Aux côtés de l’auto-partage, les transports en commun et le vélo doivent donc être encouragés. "En France, 40 % des déplacements motorisés en agglomération font moins de trois kilomètres. L’enjeu est de travailler sur le report modal : l’aire de la mobilité combinée doit succéder à celle de l’auto-solisme", estime Christophe Najdovski, rappelant le rôle de la collectivité dans cette affaire. Car en effet, dans certaines villes, ça marche. "Il y a plus de vélos à Strasbourg parce qu’on s’y est pris plus tôt…", admet l’élu. "Grenoble a commencé il y a 40 ans", abonde Pierre-Olivier Desmurs, citant aussi Copenhague, qui mène "une politique de stationnement très dissuasive". "Il n’y a pas de miracle, il faut une volonté politique continue".

Gratuité des TC, la solution ?

Pour certains élus, le salut passe par la promotion des transports en commun, voire leur gratuité totale. Ainsi, le maire de Dunkerque, Patrice Vergriete, s’est-il lancé dans cette démarche. Depuis 2015, les bus y sont gratuits le week-end, et en 2018 la gratuité sera totale toute la semaine.
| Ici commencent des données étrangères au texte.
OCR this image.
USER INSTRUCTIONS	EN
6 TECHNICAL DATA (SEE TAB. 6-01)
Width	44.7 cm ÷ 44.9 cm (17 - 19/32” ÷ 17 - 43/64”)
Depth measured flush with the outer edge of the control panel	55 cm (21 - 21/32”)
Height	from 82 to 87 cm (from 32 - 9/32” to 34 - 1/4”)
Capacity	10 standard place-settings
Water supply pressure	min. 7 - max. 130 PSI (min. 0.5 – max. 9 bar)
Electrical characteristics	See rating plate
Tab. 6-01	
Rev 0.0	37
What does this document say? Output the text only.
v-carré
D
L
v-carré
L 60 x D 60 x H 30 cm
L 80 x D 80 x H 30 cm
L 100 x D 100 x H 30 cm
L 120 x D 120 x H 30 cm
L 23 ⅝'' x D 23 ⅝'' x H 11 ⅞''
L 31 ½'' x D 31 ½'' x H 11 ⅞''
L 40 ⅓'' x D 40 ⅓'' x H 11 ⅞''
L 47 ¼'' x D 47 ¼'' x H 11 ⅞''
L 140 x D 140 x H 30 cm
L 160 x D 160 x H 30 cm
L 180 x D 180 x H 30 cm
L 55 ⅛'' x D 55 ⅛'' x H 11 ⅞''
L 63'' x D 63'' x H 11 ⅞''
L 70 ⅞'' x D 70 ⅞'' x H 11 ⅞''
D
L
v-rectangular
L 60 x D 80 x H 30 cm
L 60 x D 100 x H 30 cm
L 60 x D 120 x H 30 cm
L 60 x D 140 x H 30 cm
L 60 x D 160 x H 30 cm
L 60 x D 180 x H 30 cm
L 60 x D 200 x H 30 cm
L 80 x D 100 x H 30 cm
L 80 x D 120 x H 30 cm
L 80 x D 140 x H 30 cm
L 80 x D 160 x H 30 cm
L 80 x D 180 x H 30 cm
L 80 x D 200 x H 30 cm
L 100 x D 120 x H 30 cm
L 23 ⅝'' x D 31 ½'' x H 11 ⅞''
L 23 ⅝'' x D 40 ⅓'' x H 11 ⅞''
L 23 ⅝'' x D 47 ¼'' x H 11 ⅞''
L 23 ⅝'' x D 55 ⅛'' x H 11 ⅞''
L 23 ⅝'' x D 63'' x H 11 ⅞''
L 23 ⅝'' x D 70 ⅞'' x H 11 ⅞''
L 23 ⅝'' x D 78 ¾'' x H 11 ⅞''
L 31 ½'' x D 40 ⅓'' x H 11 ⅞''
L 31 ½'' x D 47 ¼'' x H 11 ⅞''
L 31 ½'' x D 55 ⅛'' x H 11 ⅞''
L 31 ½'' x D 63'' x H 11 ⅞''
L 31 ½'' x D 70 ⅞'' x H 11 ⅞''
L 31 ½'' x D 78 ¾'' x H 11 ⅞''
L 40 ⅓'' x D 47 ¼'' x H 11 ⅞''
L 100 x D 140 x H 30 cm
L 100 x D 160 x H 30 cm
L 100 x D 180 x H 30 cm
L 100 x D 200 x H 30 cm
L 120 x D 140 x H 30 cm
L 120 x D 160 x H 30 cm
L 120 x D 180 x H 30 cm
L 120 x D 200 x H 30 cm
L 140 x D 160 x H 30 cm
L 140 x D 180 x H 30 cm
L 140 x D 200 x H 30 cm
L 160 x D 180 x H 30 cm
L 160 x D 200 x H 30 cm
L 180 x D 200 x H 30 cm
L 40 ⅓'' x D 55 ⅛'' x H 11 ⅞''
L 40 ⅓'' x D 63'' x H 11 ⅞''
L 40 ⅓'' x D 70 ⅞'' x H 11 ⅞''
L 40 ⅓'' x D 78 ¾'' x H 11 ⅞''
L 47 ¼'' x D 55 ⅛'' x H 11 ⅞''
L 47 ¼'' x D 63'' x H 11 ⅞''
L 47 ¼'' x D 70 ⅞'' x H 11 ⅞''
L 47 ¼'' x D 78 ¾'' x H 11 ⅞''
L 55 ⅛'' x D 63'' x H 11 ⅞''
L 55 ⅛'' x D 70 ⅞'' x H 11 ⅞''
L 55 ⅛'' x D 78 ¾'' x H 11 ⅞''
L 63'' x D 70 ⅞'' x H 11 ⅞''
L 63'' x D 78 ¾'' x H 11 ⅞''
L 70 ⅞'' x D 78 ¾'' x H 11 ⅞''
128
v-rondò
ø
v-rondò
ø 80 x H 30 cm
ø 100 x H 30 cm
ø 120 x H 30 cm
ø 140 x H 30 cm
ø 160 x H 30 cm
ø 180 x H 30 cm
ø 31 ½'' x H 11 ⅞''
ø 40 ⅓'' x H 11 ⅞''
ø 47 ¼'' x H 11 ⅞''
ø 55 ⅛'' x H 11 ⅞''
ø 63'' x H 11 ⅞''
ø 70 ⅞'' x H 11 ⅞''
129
Une mesure estimée à 4,5 M€, financée par des "arbitrages sur le fonctionnement", qui aura permis de "remettre les transports en commun dans la tête des gens", explique le maire, avançant également les enjeux sociaux - "on a augmenté la mobilité, notamment des défavorisés" - et économiques - "cela redonne du pouvoir d’achat".
Selon Claude Faucher, délégué général de l’Union des transports publics et ferroviaires (UTP), résolument opposée à la gratuité totale, "les transports publics sont par essence un service de mobilité. Comme les autres, ils doivent être financés. La gratuité n’existe pas ! Quelqu’un paie le coût du service, si ce n’est pas l’utilisateur, c’est le contribuable", revendique le délégué général, soulignant que personne ne "fait de promotion pour la gratuité de l’eau ou du ramassage des ordures ménagères". Autre argument avancé par l’UTP (rejointe sur ce sujet par la Fnaut), "la gratuité amène des usagers piétons et cyclistes à monter dans les bus, mais n’incite pas les utilisateurs de voitures à y renoncer", et ce, même si utiliser les transports publics est aujourd’hui moins cher que de recourir à une voiture individuelle. Selon lui, c’est la hausse du niveau de service des TC qui attirera les automobilistes.
Il faut "augmenter très nettement le coût d’usage de la voiture", recommande Cécile Maisonneuve. Or, grâce aux multiples innovations, il est en baisse, souligne la présidente de La Fabrique de la cité. "Il va flirter avec le coût du transport public", poursuit-elle, y voyant "un énorme problème à régler".